Agnes McDonald (2 September 1829 – 28 November 1906) was an early European settler to New Zealand, working as a nurse, postmistress and teacher. Living in Māori dominant regions she and her husband served as an important link between Māori and European settler communities.

== Early life ==
Born Agnes Carmont in Castle Douglas, Scotland her parents were Elizabeth Caven and John Carmont. While her parents were farmers she spent most of her upbringing in Glasgow, in the household of Dr. McCarthney, her uncle. She assisted him in his dispensary through which she gained a knowledge of medicine. This would prove valuable to her after she settled in rural New Zealand. The opportunity to immigrate to New Zealand arose through a job working as a companion to Mary Ann Cliffod, the wife of Sir Charles Clifford.

== Life in New Zealand ==
Agnes arrived in Wellington, New Zealand in 1850. She worked for three years as a companion to Mary Ann Clifford. In 1854 she married trader Hector McDonald, also of Scotland. Hector had been previously married to Te Kopi, a niece of Te Rauparaha. They had had one child together, a boy called Hugh. Te Kopi is thought to have died, possibly in childbirth, in 1848. At the time of Hector marrying Agnes he had gained a lease of 12,000 acres of land from Muaūpoko and hapu from Ngāti Raukawa. The couple moved to this land in Ōtaki where Hector ran 12,000 sheep. With only two European neighbours Agnes learned te reo and raised her children to be bilingual. Along with raising Hugh she would go on to have ten more children in total, five daughters and five sons.

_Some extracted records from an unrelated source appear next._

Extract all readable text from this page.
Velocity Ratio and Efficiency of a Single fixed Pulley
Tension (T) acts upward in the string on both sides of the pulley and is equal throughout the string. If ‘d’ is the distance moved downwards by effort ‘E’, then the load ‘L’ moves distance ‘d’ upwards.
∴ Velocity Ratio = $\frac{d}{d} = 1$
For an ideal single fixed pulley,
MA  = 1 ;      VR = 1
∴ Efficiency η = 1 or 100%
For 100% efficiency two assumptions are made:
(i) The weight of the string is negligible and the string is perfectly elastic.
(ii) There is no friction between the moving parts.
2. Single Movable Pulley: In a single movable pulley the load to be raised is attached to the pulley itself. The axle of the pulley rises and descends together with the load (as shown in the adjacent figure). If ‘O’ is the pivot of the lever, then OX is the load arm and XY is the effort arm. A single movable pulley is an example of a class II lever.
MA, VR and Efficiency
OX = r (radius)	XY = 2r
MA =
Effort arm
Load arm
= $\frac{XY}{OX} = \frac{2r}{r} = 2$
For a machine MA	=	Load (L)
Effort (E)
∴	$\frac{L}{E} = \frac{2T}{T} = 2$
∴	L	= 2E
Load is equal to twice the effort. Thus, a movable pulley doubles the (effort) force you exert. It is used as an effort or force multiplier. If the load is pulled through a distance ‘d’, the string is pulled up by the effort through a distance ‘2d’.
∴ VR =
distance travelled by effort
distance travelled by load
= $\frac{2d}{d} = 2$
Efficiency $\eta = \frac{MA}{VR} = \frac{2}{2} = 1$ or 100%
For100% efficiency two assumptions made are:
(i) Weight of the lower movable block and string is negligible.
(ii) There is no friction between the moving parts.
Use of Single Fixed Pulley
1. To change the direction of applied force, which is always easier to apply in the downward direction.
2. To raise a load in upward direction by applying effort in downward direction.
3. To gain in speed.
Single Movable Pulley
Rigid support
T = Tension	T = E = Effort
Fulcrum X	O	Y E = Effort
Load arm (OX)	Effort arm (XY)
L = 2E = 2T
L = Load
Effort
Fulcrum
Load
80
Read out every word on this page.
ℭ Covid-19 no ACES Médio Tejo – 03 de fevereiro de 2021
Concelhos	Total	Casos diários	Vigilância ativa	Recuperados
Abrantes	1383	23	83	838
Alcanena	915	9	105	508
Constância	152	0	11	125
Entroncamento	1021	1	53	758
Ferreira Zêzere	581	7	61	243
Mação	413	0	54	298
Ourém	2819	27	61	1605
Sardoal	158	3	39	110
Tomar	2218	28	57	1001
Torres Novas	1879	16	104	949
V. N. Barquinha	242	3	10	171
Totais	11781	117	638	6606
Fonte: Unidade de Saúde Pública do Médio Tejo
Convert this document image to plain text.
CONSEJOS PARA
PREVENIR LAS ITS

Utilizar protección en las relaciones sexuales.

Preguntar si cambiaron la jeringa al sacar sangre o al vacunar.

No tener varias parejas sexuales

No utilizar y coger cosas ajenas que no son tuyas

In 1858 the family moved to the mouth of the Hokia stream. Hector established an accommodation house as a stop over for the Cobb & Company's mail coach service. This new residence was well suited to accommodate for the coach as well as running Hectors original run. Here Agnes had 6 more children and worked long hours operating the accommodation house and raising and educating her family.

In the 1860s, Agnes was witness to epidemics of influenza and scrofula that affected the region. Her medical knowledge and services were crucial to the treatment of children and families during this time. In the 1870s she travelled to Wellington where she was able to acquire a medical chest paid for by the government so that she could use her medical knowledge to treat children and families in her region. Through treating scrofula she was able to find a cure for the fatal variants of the disease in the form of iodine. Although she became well known for her remedies not all her patients were willing. She actively sought out sufferers of scrofula in the surrounding pa to undergo treatment.

The land the McDonalds lived on was purchased by the government as part of the Levin Block. The land was divided and sold to other European settlers.

Agnes died in 1906 and was buried beside her husband in their family cemetery near Lake Horowhenua.